Travelfish
- Website type: Travel website
- Available in: English
- Founders: Stuart McDonald; Samantha Brown;
- Website: travelfish.org
- Commercial: Yes
- Registration: Optional
- Launched: 2004; 22 years ago

= Travelfish =

Travelfish is a travel website covering Southeast Asia. It was founded in 2004 by an Australian couple, travel writer Stuart McDonald and journalist Samantha Brown, and operates out of Sydney. The website carries guidebook-style recommendations written by its staff and paid contributors, and is recognized as a major online travel resource for the region.

==History==
McDonald first travelled to Thailand in 1993, and repeatedly visited the region in the following years, during which he worked in Australia and self-published guidebooks to Vietnam and Thailand. He met Brown in 1997, and after travelling around Southeast Asia, the couple decided to settle in Thailand in 1998 (they have since also lived in Phnom Penh and Jakarta, before settling in Bali). McDonald taught himself web development while working in Bangkok, and, as Brown had experience as a writer and editor, they came up with the idea of an online travel guide. In 2003, McDonald borrowed AU$5,000 from his parents to fund the project, and they launched the website in 2004.

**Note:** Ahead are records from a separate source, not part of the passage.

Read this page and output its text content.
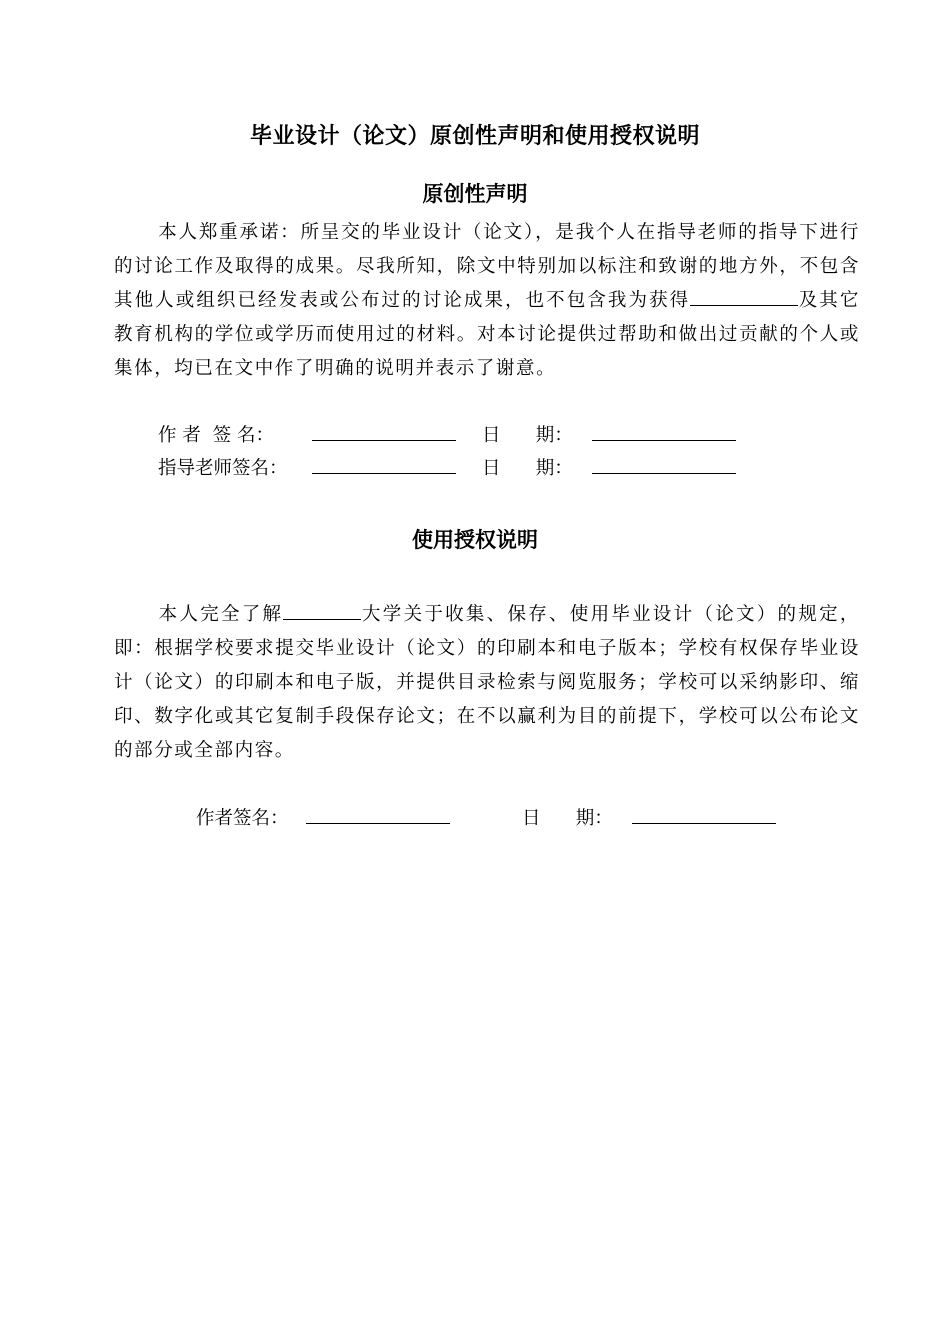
毕业设计（论文）原创性声明和使用授权说明
原创性声明
本人郑重承诺：所呈交的毕业设计（论文），是我个人在指导老师的指导下进行的讨论工作及取得的成果。尽我所知，除文中特别加以标注和致谢的地方外，不包含其他人或组织已经发表或公布过的讨论成果，也不包含我为获得	及其它教育机构的学位或学历而使用过的材料。对本讨论提供过帮助和做出过贡献的个人或集体，均已在文中作了明确的说明并表示了谢意。
作 者  签 名：	日      期：
指导老师签名：	日      期：
使用授权说明
本人完全了解	大学关于收集、保存、使用毕业设计（论文）的规定，即：根据学校要求提交毕业设计（论文）的印刷本和电子版本；学校有权保存毕业设计（论文）的印刷本和电子版，并提供目录检索与阅览服务；学校可以采纳影印、缩印、数字化或其它复制手段保存论文；在不以赢利为目的前提下，学校可以公布论文的部分或全部内容。
作者签名：	日      期：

The website originally featured a few locations in Thailand, but gradually expanded to cover Cambodia, Laos, Vietnam and Singapore by 2008, and later Indonesia, Malaysia and Myanmar (though it suspended its Myanmar coverage in 2018, in response to the Rohingya crisis and the sentencing of Reuters journalists Wa Lone and Kyaw Soe Oo). Initially catering to backpackers, its coverage later expanded to include a wide range of independent travel styles, and now includes over 8,000 reviews of accommodation options.

Travelfish has seen recommendations from writers for The Telegraph, The Sunday Times, The Guardian, Business Insider, and News.com.au. The New York Times travel writer Freda Moon has called it "the indispensable Southeast Asia travel guide".

==Operations==
Travelfish Pty Ltd was registered in 2009, and is headquartered in suburban Sydney, though it maintains "research hubs" in several Southeast Asian cities. McDonald codes for and maintains the website, while Brown serves as editor-in-chief and oversees marketing. Reviews are also contributed by field researchers, who at one time comprised up to seventeen regular freelancers, though the site has since shifted toward employing several full-time staff instead. The site has policies of only doing in-person reviews and not accepting compensation from property owners.

The site has gone through several methods of generating revenue. As of 2019, it carries online advertising and affiliate links (including a partnership with hotel-booking website Agoda), offers travel-planning assistance, and has a paid membership program. The subscription, introduced in 2016, includes access to downloadable PDF guides (which were previously sold individually), exclusive content (a paywall was introduced in 2018), as well as certain discounts and services.

The site, which operates more like a traditional guidebook, has faced difficulties as readership shifted away towards those featuring user-generated content. In 2019, the site experienced a sharp drop in traffic following Google's redesigning of its search interface to heavily feature its own travel portal, a change McDonald criticized as unfair.